The mid-eighteenth-century stable block, also grade II* listed, encloses a courtyard in red brick with stone dressings and a hipped Westmorland slate roof. There are two storeys, nine bays across the main range, with the middle three projecting under a triangular pediment that holds a coat of arms in a square plaque. The ground floor opens through a round-arched entrance flanked by round-headed windows in relieving arches. A cupola crowns the roof, square-based, carrying a clock, a lead dome, a weathervane, and a bell. Flanking the entrance drive are Walshford Lodges, single-storey stone buildings in their own grade II* listing. Curving walls link the lodges to two pairs of gate piers. The outer piers, banded with rustication, stand about three metres high and are topped with sphinxes. The inner piers stand four metres high, with entablatures carrying rosette motifs and triangular pediments crowned by lions, each with a paw on a globe.

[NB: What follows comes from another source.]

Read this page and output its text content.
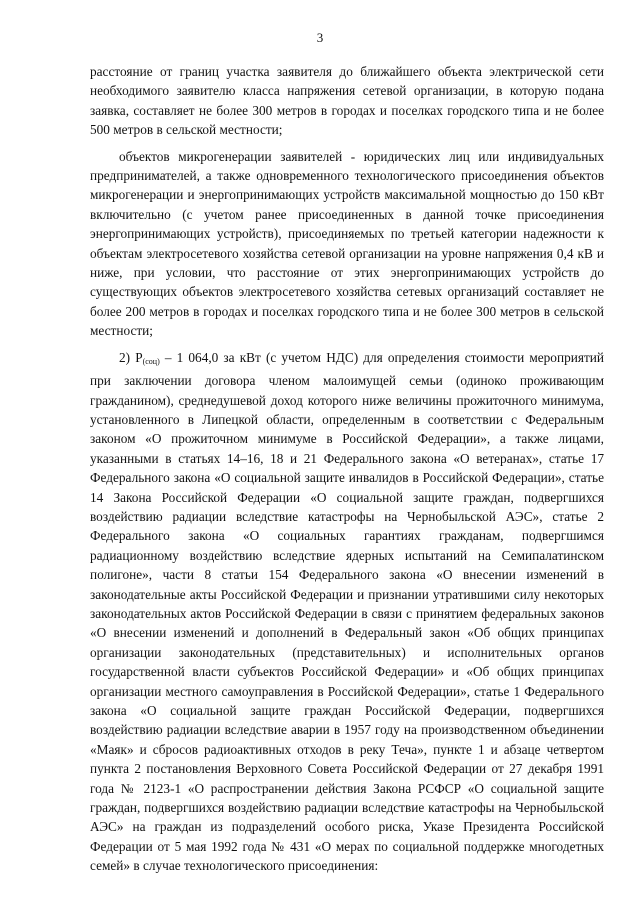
3

расстояние от границ участка заявителя до ближайшего объекта электрической сети необходимого заявителю класса напряжения сетевой организации, в которую подана заявка, составляет не более 300 метров в городах и поселках городского типа и не более 500 метров в сельской местности;

объектов микрогенерации заявителей - юридических лиц или индивидуальных предпринимателей, а также одновременного технологического присоединения объектов микрогенерации и энергопринимающих устройств максимальной мощностью до 150 кВт включительно (с учетом ранее присоединенных в данной точке присоединения энергопринимающих устройств), присоединяемых по третьей категории надежности к объектам электросетевого хозяйства сетевой организации на уровне напряжения 0,4 кВ и ниже, при условии, что расстояние от этих энергопринимающих устройств до существующих объектов электросетевого хозяйства сетевых организаций составляет не более 200 метров в городах и поселках городского типа и не более 300 метров в сельской местности;

2) $Р_{(соц)} - 1$ 064,0 за кВт (с учетом НДС) для определения стоимости мероприятий при заключении договора членом малоимущей семьи (одиноко проживающим гражданином), среднедушевой доход которого ниже величины прожиточного минимума, установленного в Липецкой области, определенным в соответствии с Федеральным законом «О прожиточном минимуме в Российской Федерации», а также лицами, указанными в статьях 14–16, 18 и 21 Федерального закона «О ветеранах», статье 17 Федерального закона «О социальной защите инвалидов в Российской Федерации», статье 14 Закона Российской Федерации «О социальной защите граждан, подвергшихся воздействию радиации вследствие катастрофы на Чернобыльской АЭС», статье 2 Федерального закона «О социальных гарантиях гражданам, подвергшимся радиационному воздействию вследствие ядерных испытаний на Семипалатинском полигоне», части 8 статьи 154 Федерального закона «О внесении изменений в законодательные акты Российской Федерации и признании утратившими силу некоторых законодательных актов Российской Федерации в связи с принятием федеральных законов «О внесении изменений и дополнений в Федеральный закон «Об общих принципах организации законодательных (представительных) и исполнительных органов государственной власти субъектов Российской Федерации» и «Об общих принципах организации местного самоуправления в Российской Федерации», статье 1 Федерального закона «О социальной защите граждан Российской Федерации, подвергшихся воздействию радиации вследствие аварии в 1957 году на производственном объединении «Маяк» и сбросов радиоактивных отходов в реку Теча», пункте 1 и абзаце четвертом пункта 2 постановления Верховного Совета Российской Федерации от 27 декабря 1991 года № 2123-1 «О распространении действия Закона РСФСР «О социальной защите граждан, подвергшихся воздействию радиации вследствие катастрофы на Чернобыльской АЭС» на граждан из подразделений особого риска, Указе Президента Российской Федерации от 5 мая 1992 года № 431 «О мерах по социальной поддержке многодетных семей» в случае технологического присоединения:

Ribston Hall remains in private hands today. Unlike so many other grand Yorkshire estates that passed to the National Trust or English Heritage during the twentieth century, Ribston has stayed inside its private ownership. The fifteen-bay entrance front looks out across the Nidd much as it did in Sir Henry Goodricke's day. The estate is not generally open to the public, which is itself a kind of historical preservation: a privately maintained country seat whose appearance from the road would have been recognizable to a seventeenth-century traveller. The grade II* listings cover the hall, the chapel, the stables, and the lodges with their gates and railings. The Templars' bend of the river is still a bend of the river. The Nidd flows on.

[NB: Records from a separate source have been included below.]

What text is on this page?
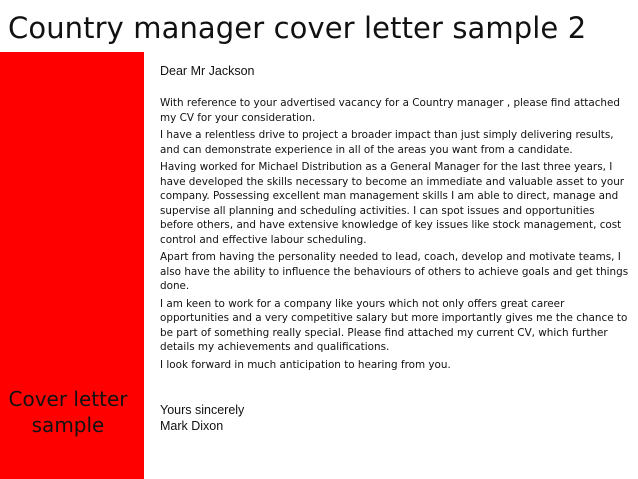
Country manager cover letter sample 2
Cover letter
sample

Dear Mr Jackson

With reference to your advertised vacancy for a Country manager , please find attached my CV for your consideration.

I have a relentless drive to project a broader impact than just simply delivering results, and can demonstrate experience in all of the areas you want from a candidate.

Having worked for Michael Distribution as a General Manager for the last three years, I have developed the skills necessary to become an immediate and valuable asset to your company. Possessing excellent man management skills I am able to direct, manage and supervise all planning and scheduling activities. I can spot issues and opportunities before others, and have extensive knowledge of key issues like stock management, cost control and effective labour scheduling.

Apart from having the personality needed to lead, coach, develop and motivate teams, I also have the ability to influence the behaviours of others to achieve goals and get things done.

I am keen to work for a company like yours which not only offers great career opportunities and a very competitive salary but more importantly gives me the chance to be part of something really special. Please find attached my current CV, which further details my achievements and qualifications.

I look forward in much anticipation to hearing from you.

Yours sincerely

Mark Dixon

Ribston Hall stands at 53.98°N, 1.40°W on the south bank of the River Nidd at Great Ribston, near Knaresborough in North Yorkshire. Recommended viewing altitude 2,000-3,000 feet for the fifteen-bay entrance front and the surrounding parkland. Nearest airports: Leeds Bradford (EGNM) 11nm south-east and Teesside International (EGNV) 35nm north. The Nidd loops in tight meanders past the estate, with the A1(M) motorway visible 2nm to the east. The estate's tree-lined drives and walled gardens stand out against the open farmland of the Vale of York.